Let us take some example.
We know often, when price move outside Bollinger bands, it will provide us some useful timing for entry. You might add some extra tools around with your strategy. However, does not matter, how many additional tools you are adding, you will be still blind how much uncertainty you are having with your entry.
Just add Fractal pattern Indicator in your chart. Measure the specific probability for your entry. Since Bollinger Bands are price based strategy, we use time based probability. Hence, we will need to read out the time probability before your trading. In this example, we need to read the probability in X axis because it is the time probability. In our example, in our Bollinger Bands entry, we have the reading of 92% probability. This means that your entry could be turning point 9 out of 10 chances. You would be much better at allocating your capital for the particular entries from now on.
Measuring probability is one ultimate way of managing your risk. Trading with understanding your risk is one single most important practice to survive in the Financial market for a long time.
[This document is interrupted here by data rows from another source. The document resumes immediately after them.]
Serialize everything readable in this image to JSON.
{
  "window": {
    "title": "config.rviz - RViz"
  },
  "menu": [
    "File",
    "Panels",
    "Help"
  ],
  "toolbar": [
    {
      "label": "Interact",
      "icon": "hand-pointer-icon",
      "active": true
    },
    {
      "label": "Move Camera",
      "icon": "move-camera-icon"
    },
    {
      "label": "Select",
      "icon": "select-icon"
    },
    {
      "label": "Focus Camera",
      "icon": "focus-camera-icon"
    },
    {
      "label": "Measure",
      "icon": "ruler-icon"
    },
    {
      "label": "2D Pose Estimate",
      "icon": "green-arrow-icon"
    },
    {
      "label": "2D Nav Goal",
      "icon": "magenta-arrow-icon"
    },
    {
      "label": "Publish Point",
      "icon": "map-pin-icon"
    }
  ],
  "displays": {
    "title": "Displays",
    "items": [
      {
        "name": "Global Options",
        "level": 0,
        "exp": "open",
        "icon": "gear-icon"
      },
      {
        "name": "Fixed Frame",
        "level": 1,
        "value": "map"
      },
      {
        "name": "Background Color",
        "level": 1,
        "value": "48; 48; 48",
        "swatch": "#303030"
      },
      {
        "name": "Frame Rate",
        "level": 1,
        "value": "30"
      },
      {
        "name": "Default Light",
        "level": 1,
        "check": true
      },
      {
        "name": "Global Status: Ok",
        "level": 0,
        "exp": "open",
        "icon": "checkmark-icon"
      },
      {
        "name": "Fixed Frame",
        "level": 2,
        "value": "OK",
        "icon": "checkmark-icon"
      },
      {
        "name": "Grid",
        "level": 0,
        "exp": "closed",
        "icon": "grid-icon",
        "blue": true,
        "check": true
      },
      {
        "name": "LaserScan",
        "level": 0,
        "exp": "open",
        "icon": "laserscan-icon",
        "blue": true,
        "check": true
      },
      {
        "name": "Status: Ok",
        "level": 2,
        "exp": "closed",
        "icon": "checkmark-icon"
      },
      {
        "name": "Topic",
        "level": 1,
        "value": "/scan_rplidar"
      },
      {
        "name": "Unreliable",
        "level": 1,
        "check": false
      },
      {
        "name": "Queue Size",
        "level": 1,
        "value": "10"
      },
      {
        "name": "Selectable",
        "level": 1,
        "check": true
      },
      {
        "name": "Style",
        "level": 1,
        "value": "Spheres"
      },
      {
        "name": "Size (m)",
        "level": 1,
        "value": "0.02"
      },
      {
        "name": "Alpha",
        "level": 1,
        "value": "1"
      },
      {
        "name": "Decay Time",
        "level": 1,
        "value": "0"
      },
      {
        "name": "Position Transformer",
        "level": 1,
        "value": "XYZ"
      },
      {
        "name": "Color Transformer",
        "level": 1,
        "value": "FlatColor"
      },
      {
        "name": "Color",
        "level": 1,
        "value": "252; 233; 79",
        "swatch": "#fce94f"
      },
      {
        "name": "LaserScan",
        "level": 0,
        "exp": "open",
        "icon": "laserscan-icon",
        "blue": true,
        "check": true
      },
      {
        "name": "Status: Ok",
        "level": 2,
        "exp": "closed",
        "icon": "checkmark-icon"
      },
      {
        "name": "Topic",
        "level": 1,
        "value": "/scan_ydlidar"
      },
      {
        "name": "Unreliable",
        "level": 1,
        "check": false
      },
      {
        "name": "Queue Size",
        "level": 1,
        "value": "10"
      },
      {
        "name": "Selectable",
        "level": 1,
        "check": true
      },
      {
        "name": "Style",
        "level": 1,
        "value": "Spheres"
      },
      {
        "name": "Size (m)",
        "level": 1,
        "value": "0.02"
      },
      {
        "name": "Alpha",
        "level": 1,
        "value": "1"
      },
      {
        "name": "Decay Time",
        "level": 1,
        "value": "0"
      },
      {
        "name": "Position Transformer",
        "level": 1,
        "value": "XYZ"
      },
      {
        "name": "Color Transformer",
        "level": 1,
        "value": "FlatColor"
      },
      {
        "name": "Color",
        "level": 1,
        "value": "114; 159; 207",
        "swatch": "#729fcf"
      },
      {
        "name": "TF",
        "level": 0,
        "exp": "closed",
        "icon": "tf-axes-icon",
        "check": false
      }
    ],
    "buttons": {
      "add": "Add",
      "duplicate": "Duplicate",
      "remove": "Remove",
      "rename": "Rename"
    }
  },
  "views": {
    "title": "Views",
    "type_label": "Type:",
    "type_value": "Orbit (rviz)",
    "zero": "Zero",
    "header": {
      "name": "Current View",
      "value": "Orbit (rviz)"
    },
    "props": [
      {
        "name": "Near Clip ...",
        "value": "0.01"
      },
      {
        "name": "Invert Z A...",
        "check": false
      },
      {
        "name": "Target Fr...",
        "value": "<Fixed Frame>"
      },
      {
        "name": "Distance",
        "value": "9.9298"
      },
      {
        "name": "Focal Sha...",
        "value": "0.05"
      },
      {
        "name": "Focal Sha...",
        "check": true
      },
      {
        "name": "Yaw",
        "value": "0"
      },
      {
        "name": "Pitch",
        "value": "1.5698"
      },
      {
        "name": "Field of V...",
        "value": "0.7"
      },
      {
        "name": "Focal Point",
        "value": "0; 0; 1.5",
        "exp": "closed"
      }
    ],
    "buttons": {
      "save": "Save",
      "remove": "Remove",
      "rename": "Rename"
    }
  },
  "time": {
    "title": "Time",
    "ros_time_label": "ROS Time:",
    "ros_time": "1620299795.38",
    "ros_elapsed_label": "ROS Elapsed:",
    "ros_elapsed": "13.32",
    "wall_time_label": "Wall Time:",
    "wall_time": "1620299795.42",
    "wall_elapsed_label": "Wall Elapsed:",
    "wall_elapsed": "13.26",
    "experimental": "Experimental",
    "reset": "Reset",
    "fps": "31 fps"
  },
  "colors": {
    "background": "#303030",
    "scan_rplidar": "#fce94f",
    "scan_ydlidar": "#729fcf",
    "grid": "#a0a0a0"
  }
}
We hope you enjoyed this simple article. The trading logic with Fractal Pattern Indicator is simple. When you are using Price based strategy like Bollinger Bands, Harmonic Pattern, X3 Patterns, Elliott Wave Patterns, Oscillators, you measure the time probability to measure your risk. When you are using Time based strategy like Fibonacci Time, Gann’s Cycle and Planetary cycle, etc, you use Price probability to measure your risk. Then act accordingly to manage your risk. For your information, this is the different risk from your stop loss. Stop loss is not the risk of your strategy. We are talking about the risk of your strategy.
Probability is not bullet proof but it is important because it provide you the precise explaining on what you are doing with your strategy at the moment.